O Senado acaba de aprovar um projeto de lei que carrega, em seu cerne, muito mais do que a previsão de um percentual mínimo para mulheres: o PL 1.246/2021, de autoria da deputada Tabata Amaral, de São Paulo, estabelece a obrigatoriedade de que ao menos 30% das cadeiras em conselhos de administração de empresas públicas sejam ocupadas por mulheres — sendo 30% dessas vagas destinadas a mulheres negras e/ou com deficiência.
Trata-se de uma conquista emblemática, construída por uma articulação vigorosa da sociedade civil, com protagonismo de grupos como o Grupo Mulheres do Brasil, Mulheres no Mercado e o Movimento Pessoas à Frente.
Mas qual é, de fato, o peso estrutural dessa medida?
A representatividade da mulher deve ser vista também como reparação.
Não se trata apenas de abrir espaço para que mulheres “também” participem — trata-se de reconhecer que, apesar de serem maioria na sociedade brasileira, as mulheres continuam sendo minoria nos espaços onde decisões centrais são tomadas.
Os dados são contundentes: segundo o IBGC - Instituto Brasileiro de Governança Corporativa (2024), apenas 16% dos cargos em conselhos de administração, fiscais e diretorias de empresas de capital aberto são ocupados por mulheres.
Em empresas estatais, esse cenário varia — de apenas 18% na Petrobras a 50% no Banco do Brasil, demonstrando um desequilíbrio que não é casual e causal, mas historicamente construído.
A política deve ser uma ferramenta de correção histórica.
A reserva de vagas prevista pelo PL 1.246/2021 não deve ser lida como um gesto de benevolência institucional, mas como um instrumento de justiça reparadora diante de séculos de exclusão e silenciamento das mulheres, sobretudo das mulheres negras e com deficiência, nos espaços de decisão. Representatividade, nesse contexto, não é favor — é correção de rota.
O projeto rompe com a ideia meritocrática descolada da realidade, ao admitir que o talento e a competência existem em abundância entre as mulheres, mas não têm encontrado as mesmas oportunidades para se expressar. Ao legislar pela presença feminina, o Estado não impõe, mas desbloqueia: desativa barreiras estruturais, simbólicas e institucionais que sempre impediram que as mulheres chegassem “por si sós” aos conselhos.

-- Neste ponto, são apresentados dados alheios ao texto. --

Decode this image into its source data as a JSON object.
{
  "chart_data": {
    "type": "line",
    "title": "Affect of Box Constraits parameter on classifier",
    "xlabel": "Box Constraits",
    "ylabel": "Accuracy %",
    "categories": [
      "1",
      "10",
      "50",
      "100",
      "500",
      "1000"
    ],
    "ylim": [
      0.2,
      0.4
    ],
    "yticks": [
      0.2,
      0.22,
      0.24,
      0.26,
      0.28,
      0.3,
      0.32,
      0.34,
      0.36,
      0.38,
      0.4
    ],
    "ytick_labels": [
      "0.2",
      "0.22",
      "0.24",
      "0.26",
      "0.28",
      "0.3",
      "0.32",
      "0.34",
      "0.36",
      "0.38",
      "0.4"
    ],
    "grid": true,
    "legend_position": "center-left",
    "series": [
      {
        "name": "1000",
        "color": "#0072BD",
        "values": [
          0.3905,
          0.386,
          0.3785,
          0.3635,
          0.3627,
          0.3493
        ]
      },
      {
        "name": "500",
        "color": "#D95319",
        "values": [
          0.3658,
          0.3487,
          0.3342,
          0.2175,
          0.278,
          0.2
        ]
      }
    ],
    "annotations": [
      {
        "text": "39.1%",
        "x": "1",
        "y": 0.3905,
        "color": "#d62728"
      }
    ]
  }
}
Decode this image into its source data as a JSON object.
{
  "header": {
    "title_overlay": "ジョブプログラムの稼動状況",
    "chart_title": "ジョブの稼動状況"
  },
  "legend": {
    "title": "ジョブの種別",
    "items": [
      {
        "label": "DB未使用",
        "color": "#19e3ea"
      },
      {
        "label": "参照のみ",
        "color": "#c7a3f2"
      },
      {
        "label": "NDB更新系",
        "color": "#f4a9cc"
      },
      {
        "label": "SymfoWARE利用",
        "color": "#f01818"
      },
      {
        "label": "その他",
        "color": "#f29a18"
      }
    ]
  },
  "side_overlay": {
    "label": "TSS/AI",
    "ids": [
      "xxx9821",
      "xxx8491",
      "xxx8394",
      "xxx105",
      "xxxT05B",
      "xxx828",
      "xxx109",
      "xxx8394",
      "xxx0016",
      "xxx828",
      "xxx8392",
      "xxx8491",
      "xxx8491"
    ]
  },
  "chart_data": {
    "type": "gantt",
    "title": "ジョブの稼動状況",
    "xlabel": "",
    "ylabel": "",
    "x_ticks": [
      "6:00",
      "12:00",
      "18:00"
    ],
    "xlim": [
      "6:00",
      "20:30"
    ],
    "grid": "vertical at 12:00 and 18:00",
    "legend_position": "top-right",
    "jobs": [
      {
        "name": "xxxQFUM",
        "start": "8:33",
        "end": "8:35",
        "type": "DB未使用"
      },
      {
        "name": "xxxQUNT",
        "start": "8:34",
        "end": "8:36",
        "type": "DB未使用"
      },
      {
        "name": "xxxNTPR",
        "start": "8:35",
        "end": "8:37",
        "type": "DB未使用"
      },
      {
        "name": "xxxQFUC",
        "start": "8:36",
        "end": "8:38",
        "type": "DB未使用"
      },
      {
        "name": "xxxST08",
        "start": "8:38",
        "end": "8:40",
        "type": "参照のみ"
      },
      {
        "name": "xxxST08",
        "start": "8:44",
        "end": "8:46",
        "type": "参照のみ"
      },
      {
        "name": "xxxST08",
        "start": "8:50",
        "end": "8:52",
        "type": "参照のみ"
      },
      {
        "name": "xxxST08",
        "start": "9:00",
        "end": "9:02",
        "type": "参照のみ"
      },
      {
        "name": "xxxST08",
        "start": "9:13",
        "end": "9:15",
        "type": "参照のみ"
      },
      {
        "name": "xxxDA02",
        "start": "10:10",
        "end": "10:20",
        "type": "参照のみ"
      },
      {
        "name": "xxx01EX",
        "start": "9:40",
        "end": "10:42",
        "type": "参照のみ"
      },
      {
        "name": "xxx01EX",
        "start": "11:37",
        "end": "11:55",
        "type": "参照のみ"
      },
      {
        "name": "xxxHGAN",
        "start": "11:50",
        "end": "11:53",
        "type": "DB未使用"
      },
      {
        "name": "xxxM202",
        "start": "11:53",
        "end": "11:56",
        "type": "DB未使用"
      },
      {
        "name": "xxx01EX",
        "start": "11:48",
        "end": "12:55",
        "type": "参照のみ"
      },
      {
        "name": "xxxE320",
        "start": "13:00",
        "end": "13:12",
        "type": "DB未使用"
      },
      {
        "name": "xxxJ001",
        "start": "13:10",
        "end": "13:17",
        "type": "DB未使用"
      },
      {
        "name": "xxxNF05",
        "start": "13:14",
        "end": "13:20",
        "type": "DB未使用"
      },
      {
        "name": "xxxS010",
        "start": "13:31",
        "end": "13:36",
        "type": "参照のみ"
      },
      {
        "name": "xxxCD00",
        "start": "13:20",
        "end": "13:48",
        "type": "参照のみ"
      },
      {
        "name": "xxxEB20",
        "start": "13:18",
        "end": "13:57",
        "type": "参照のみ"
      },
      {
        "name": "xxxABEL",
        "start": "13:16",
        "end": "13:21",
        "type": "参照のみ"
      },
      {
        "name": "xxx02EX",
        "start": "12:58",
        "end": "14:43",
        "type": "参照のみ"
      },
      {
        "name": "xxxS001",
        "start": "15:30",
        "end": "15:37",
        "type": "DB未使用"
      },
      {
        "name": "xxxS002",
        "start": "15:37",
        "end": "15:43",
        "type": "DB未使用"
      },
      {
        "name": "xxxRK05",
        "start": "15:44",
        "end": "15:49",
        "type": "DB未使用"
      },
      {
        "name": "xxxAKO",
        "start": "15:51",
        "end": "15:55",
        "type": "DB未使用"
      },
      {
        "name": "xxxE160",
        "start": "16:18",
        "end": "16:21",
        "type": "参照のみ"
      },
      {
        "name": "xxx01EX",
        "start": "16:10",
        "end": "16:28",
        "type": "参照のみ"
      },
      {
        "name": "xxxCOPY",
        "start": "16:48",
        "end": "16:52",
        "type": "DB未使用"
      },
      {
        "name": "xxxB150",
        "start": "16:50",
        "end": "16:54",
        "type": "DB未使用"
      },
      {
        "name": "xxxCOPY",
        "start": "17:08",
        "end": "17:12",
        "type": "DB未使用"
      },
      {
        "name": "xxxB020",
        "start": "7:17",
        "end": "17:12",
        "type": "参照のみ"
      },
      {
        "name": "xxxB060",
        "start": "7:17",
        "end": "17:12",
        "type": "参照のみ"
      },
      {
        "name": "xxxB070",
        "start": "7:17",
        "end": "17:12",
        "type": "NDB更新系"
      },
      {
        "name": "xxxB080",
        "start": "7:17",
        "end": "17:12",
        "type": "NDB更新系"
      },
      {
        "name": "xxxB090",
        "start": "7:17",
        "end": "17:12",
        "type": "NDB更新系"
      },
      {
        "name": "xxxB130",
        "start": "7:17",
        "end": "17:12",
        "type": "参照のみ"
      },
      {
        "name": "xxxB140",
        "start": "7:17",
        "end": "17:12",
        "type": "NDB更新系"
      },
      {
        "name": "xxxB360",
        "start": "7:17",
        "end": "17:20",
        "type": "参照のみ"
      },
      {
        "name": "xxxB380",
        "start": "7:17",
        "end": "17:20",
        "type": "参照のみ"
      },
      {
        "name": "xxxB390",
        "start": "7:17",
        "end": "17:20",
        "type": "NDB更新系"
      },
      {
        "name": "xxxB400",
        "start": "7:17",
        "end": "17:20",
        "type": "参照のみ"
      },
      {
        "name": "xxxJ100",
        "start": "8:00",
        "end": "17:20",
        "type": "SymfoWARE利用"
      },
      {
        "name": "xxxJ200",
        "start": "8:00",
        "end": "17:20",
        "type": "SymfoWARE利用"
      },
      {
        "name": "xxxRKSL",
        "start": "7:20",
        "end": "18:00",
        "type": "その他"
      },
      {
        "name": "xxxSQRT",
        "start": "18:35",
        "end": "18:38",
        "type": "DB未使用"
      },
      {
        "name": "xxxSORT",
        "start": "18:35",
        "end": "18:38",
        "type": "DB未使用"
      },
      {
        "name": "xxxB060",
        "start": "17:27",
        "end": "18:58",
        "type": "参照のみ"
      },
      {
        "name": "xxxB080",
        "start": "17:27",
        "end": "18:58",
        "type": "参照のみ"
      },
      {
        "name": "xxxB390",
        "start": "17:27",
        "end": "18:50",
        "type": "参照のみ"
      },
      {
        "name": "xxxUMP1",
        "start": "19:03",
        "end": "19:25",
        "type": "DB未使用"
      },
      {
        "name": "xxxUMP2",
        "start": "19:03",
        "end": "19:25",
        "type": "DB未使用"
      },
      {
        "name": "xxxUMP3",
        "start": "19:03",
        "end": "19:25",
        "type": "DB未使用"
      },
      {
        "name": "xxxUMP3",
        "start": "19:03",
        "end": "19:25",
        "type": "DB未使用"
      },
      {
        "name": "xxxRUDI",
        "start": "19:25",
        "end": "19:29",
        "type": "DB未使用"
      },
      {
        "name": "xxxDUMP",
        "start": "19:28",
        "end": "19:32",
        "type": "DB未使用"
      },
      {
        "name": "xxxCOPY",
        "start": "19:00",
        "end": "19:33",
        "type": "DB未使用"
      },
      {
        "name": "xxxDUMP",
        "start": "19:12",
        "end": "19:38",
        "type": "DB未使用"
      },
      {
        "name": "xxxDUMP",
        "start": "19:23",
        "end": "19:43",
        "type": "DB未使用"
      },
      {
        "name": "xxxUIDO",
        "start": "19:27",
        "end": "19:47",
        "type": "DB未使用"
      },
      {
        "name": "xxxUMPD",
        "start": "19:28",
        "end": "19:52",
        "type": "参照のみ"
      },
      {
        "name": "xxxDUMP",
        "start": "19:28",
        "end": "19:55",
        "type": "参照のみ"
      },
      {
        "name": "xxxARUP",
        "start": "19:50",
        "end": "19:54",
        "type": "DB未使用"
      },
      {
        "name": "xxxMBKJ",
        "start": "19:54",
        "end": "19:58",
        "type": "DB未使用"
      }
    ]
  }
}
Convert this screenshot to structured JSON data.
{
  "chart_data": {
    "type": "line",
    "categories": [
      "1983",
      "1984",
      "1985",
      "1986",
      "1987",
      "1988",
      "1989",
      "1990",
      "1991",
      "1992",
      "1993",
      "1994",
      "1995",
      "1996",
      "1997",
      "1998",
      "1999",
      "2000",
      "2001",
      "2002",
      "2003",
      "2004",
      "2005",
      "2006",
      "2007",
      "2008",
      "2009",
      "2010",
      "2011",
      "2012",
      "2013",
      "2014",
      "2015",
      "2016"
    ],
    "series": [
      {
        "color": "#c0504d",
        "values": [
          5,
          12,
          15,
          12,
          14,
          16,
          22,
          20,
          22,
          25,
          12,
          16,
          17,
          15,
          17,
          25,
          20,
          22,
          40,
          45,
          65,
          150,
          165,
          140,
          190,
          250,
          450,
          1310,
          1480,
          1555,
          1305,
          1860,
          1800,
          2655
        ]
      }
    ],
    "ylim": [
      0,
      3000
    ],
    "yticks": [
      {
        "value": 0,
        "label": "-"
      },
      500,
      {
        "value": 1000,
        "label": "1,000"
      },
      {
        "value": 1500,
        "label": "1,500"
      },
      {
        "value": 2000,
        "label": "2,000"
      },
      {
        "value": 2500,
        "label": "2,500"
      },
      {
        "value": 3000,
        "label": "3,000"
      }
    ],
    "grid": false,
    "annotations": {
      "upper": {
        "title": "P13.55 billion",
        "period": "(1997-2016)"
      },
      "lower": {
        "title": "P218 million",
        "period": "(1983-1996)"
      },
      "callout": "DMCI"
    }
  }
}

Diversidade não é apenas uma agenda social: é um imperativo estratégico. Estudos globais demonstram que instâncias decisórias compostas por perfis diversos geram melhores resultados, estimulam debates mais ricos, previnem riscos reputacionais e alinham as empresas com as demandas de um mercado cada vez mais atento à governança ESG. A multiplicidade de vozes fortalece a legitimidade das decisões e a sustentabilidade das organizações no longo prazo.
A aprovação do PL 1.246/2021, portanto, é também uma resposta pragmática às exigências contemporâneas de gestão. É, ao mesmo tempo, resposta ética e estratégia econômica.
Ao estabelecer cotas nas empresas estatais, o Brasil cria um novo parâmetro de excelência institucional. Estimula o setor privado a seguir o mesmo caminho e amplia a pressão por mudanças também em conselhos universitários, entidades reguladoras, organismos internacionais e fundações.

Referências geram referências. Ver mulheres em posições de poder não apenas empodera novas gerações, mas ressignifica os imaginários sociais sobre liderança, competência e autoridade.
O PL 1.246/2021 não se limita a alterar percentuais — ele reescreve os termos da inclusão no Brasil. Ele traduz em política pública uma demanda há muito expressa pelas ruas, pelas organizações, pelas mães, filhas, professoras, lideranças comunitárias e executivas que sustentam o país sem serem reconhecidas como parte legítima do seu comando.
Não estamos apenas falando de inclusão — estamos falando de eficiência democrática, de inteligência coletiva e de justiça histórica.